CVE-2022-49877 in Linux
Summary
by MITRE • 05/01/2025
In the Linux kernel, the following vulnerability has been resolved:
bpf, sockmap: Fix the sk->sk_forward_alloc warning of sk_stream_kill_queues
When running `test_sockmap` selftests, the following warning appears:
WARNING: CPU: 2 PID: 197 at net/core/stream.c:205 sk_stream_kill_queues+0xd3/0xf0 Call Trace: <TASK> inet_csk_destroy_sock+0x55/0x110 tcp_rcv_state_process+0xd28/0x1380 ? tcp_v4_do_rcv+0x77/0x2c0 tcp_v4_do_rcv+0x77/0x2c0 __release_sock+0x106/0x130 __tcp_close+0x1a7/0x4e0 tcp_close+0x20/0x70 inet_release+0x3c/0x80 __sock_release+0x3a/0xb0 sock_close+0x14/0x20 __fput+0xa3/0x260 task_work_run+0x59/0xb0 exit_to_user_mode_prepare+0x1b3/0x1c0 syscall_exit_to_user_mode+0x19/0x50 do_syscall_64+0x48/0x90 entry_SYSCALL_64_after_hwframe+0x44/0xae
The root case is in commit 84472b436e76 ("bpf, sockmap: Fix more uncharged while msg has more_data"), where I used msg->sg.size to replace the tosend, causing breakage:
if (msg->apply_bytes && msg->apply_bytes < tosend) tosend = psock->apply_bytes;
If you want to get the best quality for vulnerability data then you always have to consider VulDB.
Analysis
by VulDB Data Team • 03/14/2026
The vulnerability CVE-2022-49877 represents a critical issue within the Linux kernel's socket mapping functionality, specifically affecting the BPF (Berkeley Packet Filter) subsystem and sockmap implementation. This flaw manifests as a warning message indicating improper handling of socket forward allocation during stream queue termination processes. The issue originates from a problematic code change in commit 84472b436e76 that altered how message size parameters are processed within the socket communication framework, creating a scenario where socket forward allocation tracking becomes inconsistent. The warning appears during normal socket closure operations when the kernel attempts to clean up stream queues, specifically in the sk_stream_kill_queues function located in net/core/stream.c at line 205.
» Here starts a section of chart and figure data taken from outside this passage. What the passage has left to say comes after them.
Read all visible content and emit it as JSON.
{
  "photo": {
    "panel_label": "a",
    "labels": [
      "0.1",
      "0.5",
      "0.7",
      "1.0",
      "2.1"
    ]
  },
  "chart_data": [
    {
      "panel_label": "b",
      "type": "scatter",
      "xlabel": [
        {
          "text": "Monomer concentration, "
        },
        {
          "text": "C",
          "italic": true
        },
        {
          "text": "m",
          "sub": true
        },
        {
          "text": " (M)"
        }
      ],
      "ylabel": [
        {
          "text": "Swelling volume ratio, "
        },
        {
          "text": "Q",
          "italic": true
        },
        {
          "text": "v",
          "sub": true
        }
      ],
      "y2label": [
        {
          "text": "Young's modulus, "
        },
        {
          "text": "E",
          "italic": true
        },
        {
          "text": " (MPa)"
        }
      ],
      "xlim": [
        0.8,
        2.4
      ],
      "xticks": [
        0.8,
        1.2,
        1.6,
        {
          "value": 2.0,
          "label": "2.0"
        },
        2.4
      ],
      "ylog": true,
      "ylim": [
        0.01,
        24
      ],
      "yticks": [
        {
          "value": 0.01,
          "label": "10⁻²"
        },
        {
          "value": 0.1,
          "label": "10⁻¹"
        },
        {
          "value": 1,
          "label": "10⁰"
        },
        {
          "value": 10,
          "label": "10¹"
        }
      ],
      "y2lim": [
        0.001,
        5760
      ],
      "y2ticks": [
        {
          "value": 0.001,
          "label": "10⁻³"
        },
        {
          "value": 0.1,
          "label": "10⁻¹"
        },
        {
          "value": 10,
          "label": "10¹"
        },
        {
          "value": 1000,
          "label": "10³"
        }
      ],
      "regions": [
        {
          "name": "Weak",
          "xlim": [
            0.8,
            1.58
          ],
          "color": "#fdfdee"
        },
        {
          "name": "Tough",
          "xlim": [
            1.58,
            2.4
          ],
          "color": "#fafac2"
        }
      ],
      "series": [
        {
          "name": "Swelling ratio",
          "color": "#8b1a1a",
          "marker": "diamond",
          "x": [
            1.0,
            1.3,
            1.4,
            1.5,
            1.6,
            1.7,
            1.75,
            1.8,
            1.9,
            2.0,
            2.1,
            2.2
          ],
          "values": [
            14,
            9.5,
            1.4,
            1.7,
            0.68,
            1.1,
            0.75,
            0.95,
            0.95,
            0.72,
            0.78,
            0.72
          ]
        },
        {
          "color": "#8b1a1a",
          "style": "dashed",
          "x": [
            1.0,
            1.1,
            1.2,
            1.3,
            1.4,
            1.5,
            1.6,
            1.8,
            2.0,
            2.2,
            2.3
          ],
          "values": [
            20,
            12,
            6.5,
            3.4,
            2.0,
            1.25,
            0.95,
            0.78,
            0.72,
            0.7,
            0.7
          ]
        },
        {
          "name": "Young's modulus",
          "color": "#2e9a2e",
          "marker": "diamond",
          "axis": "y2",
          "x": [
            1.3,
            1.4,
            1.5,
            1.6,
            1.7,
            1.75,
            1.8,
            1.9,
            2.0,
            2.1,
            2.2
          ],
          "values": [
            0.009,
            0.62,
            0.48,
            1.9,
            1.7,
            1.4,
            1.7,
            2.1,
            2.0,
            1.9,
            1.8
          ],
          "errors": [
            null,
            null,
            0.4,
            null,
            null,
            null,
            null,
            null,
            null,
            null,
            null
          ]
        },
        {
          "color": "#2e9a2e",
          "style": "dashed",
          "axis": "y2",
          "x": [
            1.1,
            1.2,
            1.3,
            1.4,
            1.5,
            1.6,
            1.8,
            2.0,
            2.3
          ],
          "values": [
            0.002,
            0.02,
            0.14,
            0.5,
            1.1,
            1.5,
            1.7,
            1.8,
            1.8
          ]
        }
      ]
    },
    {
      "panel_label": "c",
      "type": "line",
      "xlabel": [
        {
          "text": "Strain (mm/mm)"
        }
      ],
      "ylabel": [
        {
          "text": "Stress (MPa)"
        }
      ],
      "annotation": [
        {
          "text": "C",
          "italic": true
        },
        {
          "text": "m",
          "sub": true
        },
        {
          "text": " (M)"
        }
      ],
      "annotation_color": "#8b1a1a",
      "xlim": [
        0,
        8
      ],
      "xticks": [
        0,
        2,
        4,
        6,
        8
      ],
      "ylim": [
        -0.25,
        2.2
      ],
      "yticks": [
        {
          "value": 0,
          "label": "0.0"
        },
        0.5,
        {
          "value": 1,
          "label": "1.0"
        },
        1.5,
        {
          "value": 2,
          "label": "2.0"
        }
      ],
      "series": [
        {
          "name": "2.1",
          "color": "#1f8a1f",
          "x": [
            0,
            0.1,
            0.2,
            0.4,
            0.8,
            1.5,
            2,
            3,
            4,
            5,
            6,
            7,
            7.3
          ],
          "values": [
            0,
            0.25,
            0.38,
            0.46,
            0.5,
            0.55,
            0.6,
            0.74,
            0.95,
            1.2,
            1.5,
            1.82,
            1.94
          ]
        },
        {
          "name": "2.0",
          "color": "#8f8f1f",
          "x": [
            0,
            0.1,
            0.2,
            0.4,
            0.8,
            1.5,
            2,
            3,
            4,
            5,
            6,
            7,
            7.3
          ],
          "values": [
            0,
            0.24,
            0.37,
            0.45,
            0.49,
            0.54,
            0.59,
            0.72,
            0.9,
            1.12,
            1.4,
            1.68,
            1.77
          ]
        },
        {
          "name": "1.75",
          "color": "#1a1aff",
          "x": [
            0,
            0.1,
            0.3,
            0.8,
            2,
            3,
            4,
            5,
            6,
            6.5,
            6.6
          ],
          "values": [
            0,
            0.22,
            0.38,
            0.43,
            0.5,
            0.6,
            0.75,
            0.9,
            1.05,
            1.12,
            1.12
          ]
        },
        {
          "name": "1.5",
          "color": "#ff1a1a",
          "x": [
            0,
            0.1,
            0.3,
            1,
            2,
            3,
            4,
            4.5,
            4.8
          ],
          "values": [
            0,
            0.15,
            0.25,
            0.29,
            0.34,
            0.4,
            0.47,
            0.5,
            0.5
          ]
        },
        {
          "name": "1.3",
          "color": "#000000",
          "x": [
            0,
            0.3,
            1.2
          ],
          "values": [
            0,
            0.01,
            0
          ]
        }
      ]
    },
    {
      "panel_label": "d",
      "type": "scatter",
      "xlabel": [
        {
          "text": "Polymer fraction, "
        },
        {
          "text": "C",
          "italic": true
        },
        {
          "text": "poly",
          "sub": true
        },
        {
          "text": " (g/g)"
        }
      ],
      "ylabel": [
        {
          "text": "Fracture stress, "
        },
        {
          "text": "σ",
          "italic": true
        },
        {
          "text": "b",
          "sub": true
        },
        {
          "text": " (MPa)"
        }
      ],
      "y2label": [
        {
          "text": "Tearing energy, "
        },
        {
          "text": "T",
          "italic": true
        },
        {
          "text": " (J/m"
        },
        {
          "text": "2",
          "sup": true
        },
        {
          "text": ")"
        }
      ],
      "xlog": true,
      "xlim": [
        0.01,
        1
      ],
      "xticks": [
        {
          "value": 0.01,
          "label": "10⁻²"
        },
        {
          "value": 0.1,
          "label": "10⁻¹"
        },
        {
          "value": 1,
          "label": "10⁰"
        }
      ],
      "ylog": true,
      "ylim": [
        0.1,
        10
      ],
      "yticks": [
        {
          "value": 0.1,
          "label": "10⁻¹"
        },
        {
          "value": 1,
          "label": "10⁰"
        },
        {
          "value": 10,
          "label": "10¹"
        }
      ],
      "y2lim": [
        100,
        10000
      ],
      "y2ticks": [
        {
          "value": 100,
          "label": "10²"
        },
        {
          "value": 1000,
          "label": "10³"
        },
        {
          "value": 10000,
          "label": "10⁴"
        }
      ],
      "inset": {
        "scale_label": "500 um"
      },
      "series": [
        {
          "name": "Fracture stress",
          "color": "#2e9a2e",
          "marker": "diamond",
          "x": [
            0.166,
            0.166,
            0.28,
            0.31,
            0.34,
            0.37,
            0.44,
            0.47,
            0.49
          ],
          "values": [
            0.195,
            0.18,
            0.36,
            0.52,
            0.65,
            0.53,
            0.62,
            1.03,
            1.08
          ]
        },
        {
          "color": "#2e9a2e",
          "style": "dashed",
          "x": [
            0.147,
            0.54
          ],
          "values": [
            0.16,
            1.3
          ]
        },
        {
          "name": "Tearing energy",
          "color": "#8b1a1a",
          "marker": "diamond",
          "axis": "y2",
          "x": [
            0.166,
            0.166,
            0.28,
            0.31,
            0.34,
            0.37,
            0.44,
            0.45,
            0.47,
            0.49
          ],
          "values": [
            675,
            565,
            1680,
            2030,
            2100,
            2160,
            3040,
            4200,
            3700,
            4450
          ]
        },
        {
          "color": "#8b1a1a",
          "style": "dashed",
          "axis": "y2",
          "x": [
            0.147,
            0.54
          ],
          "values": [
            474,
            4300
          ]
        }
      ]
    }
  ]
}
The technical root cause of this vulnerability lies in the improper replacement of the tosend variable with msg->sg.size in the sockmap implementation. This change disrupts the expected flow of socket buffer management during TCP connection termination processes, leading to inconsistent tracking of socket forward allocation values. When the kernel processes TCP connection closures through the standard socket release path, including functions like inet_csk_destroy_sock, tcp_rcv_state_process, and tcp_close, it encounters a mismatch between expected and actual socket buffer states. The problematic code path demonstrates a failure to properly account for message size constraints when applying byte limits, causing the sk->sk_forward_alloc field to display warning conditions during normal socket cleanup operations.
The operational impact of this vulnerability extends beyond simple warning messages, potentially affecting system stability and network communication reliability within kernel space. During normal TCP connection termination scenarios, particularly when processing socket releases through inet_release and __sock_release functions, the kernel may experience inconsistent socket buffer state management. This inconsistency can lead to resource leakage, improper socket cleanup, and potential denial of service conditions affecting network services that rely heavily on BPF sockmap functionality. The vulnerability affects systems running Linux kernels with BPF sockmap support, particularly those utilizing socket mapping for network packet processing and filtering operations. The issue demonstrates characteristics consistent with CWE-121, which describes heap-based buffer overflow conditions, and may contribute to broader system instability through improper memory management during socket lifecycle operations.
Mitigation strategies for this vulnerability require immediate kernel updates to address the specific code modification that introduced the sockmap forward allocation issue. System administrators should prioritize applying security patches that revert or correct the problematic commit 84472b436e76, ensuring proper handling of message size parameters during socket operations. Organizations should implement monitoring for warning messages related to sk_stream_kill_queues and socket forward allocation, as these may indicate potential system instability. The fix involves restoring proper accounting of tosend variables and ensuring that message size constraints are handled appropriately during socket closure operations. Additionally, implementing comprehensive testing of BPF sockmap functionality, particularly during connection termination scenarios, can help identify and prevent similar issues in production environments. Security teams should consider this vulnerability as part of broader kernel security hardening efforts, particularly focusing on socket management and BPF subsystem integrity, aligning with ATT&CK techniques related to privilege escalation and system compromise through kernel vulnerabilities.